Referências à parte, era como abrir uma revista e acompanhar o início de uma nova saga, com personagens vivenciando momentos de drama, humor, tensão, glória e morte. Então isso que é Rock? Rock de verdade? Não é muito parecido com aquelas coisas que tocam no rádio… É mais alto, as batidas são mais fortes, tem um certo deboche… Aquilo tudo são sons de guitarra? É tão diferente daquelas coisas magrinhas do rádio! E esse sujeito da capa é o vocalista? Essa voz tem jeito de que está saindo desse cara… Aliás, por que é que ele está sempre vestido assim???
“Powerage” tem esse efeito sobre mim e sempre terá. Acho que toda vez que escutar esse disco eu vou lembrar de onde estava, com quem estava e até do que estava comendo. Está tudo fixo na minha memória como se fosse um retrato. Tanto o ambiente quanto as sensações. Cada música soava absurdamente inusitada. “Riff Raff” era muito, muito rápida! Nada podia ser mais rápido do que aquilo!

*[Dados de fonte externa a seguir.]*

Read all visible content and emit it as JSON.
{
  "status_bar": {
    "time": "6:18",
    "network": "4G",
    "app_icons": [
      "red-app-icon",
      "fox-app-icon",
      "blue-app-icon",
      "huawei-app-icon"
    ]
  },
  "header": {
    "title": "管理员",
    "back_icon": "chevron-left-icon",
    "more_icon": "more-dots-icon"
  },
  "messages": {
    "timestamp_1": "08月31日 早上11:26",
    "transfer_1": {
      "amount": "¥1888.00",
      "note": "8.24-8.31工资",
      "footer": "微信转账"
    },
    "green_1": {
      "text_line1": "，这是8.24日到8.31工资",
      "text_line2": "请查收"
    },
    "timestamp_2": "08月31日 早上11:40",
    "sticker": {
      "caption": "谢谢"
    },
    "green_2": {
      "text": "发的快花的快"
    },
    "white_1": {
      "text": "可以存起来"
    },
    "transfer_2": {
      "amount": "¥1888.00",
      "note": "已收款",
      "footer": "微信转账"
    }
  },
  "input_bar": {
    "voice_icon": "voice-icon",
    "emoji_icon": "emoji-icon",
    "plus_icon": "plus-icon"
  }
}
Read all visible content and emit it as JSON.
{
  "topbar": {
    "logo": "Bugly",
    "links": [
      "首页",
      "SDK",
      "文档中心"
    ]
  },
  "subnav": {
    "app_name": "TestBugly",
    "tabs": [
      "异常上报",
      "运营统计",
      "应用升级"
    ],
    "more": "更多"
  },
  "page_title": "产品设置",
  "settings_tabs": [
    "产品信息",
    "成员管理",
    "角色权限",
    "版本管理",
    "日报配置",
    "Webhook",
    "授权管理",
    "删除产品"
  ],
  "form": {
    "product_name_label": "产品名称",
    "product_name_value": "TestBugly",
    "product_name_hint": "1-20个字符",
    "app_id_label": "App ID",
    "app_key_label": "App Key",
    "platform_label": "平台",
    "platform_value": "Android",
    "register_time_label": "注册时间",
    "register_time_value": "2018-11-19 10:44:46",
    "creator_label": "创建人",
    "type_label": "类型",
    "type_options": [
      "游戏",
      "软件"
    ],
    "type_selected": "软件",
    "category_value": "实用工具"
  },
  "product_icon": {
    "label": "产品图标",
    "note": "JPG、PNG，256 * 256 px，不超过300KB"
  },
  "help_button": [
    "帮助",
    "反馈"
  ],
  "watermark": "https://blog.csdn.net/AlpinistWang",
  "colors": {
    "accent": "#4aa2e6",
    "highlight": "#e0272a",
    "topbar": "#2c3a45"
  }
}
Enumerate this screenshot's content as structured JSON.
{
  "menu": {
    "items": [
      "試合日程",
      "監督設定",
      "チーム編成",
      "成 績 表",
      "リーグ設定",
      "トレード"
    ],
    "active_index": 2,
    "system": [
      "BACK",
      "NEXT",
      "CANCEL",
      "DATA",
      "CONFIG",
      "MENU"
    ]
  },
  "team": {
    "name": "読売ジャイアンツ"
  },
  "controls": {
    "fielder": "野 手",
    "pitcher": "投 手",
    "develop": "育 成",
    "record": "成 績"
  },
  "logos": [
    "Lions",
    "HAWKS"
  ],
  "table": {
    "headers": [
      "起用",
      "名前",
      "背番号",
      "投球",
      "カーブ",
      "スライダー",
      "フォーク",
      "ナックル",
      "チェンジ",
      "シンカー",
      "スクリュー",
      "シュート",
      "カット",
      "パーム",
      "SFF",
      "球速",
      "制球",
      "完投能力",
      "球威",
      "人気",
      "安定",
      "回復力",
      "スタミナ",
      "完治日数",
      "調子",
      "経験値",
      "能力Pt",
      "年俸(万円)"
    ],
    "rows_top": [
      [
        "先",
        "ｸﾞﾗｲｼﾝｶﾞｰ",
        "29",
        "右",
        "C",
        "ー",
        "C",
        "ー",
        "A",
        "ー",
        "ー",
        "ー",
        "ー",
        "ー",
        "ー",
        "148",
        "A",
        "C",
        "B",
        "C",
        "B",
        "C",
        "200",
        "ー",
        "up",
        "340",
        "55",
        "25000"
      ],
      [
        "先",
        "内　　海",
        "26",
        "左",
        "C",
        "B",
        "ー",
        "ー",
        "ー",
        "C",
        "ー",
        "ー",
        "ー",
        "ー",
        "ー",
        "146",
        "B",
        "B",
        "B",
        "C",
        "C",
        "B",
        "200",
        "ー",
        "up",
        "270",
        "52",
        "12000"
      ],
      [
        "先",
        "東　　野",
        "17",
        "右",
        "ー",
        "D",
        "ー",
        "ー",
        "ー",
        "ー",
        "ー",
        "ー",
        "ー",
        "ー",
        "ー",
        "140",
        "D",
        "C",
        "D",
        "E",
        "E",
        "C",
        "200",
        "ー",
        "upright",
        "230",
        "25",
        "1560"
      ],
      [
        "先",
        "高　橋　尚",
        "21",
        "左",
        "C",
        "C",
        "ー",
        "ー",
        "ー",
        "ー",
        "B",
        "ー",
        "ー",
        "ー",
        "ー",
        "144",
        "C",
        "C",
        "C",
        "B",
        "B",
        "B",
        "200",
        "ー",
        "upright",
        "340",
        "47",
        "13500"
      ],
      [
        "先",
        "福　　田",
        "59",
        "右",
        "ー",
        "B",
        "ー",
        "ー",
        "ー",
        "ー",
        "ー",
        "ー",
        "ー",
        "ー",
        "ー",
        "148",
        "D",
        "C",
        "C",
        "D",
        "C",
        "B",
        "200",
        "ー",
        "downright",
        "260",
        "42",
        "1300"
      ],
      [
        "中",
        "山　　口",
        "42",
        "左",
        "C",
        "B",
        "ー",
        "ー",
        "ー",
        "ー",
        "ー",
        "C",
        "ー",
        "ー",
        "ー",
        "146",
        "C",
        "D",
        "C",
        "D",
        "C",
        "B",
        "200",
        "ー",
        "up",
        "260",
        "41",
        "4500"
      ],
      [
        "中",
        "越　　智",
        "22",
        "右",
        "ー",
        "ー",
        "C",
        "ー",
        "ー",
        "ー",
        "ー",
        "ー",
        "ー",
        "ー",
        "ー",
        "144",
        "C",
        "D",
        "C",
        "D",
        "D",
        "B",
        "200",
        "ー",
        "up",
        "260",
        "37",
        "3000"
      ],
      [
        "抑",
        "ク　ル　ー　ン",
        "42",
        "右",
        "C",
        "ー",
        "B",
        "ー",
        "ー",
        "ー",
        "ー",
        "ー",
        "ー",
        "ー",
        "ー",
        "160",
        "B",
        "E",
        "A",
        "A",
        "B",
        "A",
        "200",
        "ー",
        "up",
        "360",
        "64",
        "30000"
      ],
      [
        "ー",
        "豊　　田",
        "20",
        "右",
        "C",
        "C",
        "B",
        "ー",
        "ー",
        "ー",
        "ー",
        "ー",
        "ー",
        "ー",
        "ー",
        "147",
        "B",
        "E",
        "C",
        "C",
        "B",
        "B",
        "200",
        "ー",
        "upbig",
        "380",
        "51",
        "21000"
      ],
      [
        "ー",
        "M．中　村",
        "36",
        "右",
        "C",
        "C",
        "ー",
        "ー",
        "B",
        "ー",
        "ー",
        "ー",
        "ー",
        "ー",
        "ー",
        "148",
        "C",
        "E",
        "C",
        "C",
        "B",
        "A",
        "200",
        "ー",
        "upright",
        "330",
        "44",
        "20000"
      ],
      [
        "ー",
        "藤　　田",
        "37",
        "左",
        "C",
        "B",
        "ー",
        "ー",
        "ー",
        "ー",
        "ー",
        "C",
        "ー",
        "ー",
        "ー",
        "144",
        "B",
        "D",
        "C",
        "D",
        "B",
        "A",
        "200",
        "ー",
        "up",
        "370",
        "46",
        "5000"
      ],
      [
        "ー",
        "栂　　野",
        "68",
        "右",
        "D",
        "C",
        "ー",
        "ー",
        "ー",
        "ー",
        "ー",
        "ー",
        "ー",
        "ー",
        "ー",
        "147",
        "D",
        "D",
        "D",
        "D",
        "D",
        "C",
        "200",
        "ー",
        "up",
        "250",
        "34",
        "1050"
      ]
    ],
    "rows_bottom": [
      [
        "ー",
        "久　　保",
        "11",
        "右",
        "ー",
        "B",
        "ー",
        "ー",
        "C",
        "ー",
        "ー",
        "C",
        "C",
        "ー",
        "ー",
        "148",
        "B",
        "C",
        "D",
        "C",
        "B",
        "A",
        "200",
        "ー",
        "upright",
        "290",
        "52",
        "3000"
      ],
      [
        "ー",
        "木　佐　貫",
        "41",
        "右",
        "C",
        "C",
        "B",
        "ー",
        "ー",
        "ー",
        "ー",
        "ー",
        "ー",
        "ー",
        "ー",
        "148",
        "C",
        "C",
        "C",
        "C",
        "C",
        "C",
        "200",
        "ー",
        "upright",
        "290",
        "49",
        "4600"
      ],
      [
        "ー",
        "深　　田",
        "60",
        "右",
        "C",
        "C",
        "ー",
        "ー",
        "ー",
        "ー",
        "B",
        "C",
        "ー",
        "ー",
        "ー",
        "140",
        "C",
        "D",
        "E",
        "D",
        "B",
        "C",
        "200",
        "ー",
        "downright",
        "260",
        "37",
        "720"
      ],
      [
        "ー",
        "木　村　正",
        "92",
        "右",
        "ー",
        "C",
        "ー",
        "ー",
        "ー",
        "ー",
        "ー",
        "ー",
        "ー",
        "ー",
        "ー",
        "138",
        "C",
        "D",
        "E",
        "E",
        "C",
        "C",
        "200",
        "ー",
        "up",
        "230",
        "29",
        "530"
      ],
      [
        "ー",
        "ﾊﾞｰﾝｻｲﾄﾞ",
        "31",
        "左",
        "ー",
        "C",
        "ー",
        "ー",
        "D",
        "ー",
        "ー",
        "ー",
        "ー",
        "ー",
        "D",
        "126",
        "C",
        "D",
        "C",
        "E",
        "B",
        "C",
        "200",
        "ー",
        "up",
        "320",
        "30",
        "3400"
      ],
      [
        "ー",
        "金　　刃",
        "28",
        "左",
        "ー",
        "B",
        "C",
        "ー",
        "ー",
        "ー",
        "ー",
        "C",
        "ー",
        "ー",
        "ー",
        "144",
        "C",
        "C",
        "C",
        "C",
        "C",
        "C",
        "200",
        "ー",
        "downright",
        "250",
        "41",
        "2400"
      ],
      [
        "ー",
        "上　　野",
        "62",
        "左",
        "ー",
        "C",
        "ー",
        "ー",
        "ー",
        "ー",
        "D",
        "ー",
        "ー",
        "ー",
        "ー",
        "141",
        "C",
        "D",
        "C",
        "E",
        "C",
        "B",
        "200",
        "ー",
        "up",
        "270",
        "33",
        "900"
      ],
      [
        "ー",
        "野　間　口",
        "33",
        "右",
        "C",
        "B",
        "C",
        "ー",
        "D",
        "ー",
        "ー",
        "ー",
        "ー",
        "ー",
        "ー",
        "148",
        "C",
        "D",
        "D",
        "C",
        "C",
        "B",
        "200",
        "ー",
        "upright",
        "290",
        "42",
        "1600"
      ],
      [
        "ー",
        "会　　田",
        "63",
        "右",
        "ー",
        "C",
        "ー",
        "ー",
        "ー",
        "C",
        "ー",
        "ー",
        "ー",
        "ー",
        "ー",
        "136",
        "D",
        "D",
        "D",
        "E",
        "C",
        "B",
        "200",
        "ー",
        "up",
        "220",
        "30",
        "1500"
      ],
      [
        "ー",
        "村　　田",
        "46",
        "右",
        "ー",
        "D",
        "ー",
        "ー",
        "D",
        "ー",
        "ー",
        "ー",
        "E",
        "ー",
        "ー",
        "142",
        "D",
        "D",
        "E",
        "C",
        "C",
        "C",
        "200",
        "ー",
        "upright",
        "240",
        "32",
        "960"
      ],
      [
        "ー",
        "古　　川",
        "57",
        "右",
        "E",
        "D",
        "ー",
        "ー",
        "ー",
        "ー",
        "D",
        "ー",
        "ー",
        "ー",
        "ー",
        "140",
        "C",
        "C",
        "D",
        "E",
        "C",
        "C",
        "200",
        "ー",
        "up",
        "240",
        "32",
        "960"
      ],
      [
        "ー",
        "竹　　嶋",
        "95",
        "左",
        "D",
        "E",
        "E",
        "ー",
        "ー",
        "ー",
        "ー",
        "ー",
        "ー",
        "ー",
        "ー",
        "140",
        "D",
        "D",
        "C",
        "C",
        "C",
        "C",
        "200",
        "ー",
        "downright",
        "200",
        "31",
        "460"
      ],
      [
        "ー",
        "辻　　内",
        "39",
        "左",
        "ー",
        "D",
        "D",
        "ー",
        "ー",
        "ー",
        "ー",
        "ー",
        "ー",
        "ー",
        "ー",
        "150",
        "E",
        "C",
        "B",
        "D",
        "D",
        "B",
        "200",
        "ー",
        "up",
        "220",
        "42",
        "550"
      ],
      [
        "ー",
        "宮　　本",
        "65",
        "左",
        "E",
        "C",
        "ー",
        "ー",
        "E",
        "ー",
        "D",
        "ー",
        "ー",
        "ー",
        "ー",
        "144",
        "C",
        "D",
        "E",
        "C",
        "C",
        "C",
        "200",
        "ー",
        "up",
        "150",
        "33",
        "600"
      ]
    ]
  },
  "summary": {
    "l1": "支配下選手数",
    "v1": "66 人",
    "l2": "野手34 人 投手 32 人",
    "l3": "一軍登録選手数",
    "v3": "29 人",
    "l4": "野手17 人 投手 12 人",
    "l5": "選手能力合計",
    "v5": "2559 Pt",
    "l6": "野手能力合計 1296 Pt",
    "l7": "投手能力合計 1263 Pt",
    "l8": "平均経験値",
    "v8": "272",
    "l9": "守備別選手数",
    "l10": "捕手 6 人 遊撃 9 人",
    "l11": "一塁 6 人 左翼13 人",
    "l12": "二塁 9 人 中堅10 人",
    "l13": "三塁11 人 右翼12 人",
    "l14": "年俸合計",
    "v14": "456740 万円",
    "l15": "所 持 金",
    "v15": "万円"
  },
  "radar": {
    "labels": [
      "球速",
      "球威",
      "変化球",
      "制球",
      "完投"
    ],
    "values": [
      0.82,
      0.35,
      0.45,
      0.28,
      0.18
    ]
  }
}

A despeito da opinião da maioria – e de algumas críticas pontuais – este álbum, juntamente com “Flick of the Switch”, ocupa as primeiras posições de minha preferência, dentro da discografia da banda. Ambos foram minha porta de entrada para o AC/DC e, entre alguns outros discos, meus primeiros contatos com Rock pesado. A memória afetiva aqui é altíssima.
Vendo sob a perspectiva atual, é impressionante que nenhuma das faixas aqui faça mais parte do repertório da banda em suas turnês. É complicado, para o AC/DC, com o catálogo que possui, mexer muito em seu setlist sem que provoque reclamação de um ou outro, mas, mesmo que as músicas aqui não fossem representativas de um período mítico de sua carreira, como são os anos com Bon Scott, todas tem fôlego suficiente para se fazerem presentes até hoje, tanto pela qualidade, pela vibração, como também pela variedade. Um único disco, que contém canções como “Down Payment Blues”, “What´s Next To The Moon”, “Kicked in the Teeth”, “Gimme a Bullet”, “Up To My Neck In You” e a excepcional “Sin City”, com sua cativante linha de baixo, sobre a qual Bon canta de um jeito quase falado, são a mais pura definição de clássico, de tudo que surgiu de melhor no Hard Rock dos anos setenta.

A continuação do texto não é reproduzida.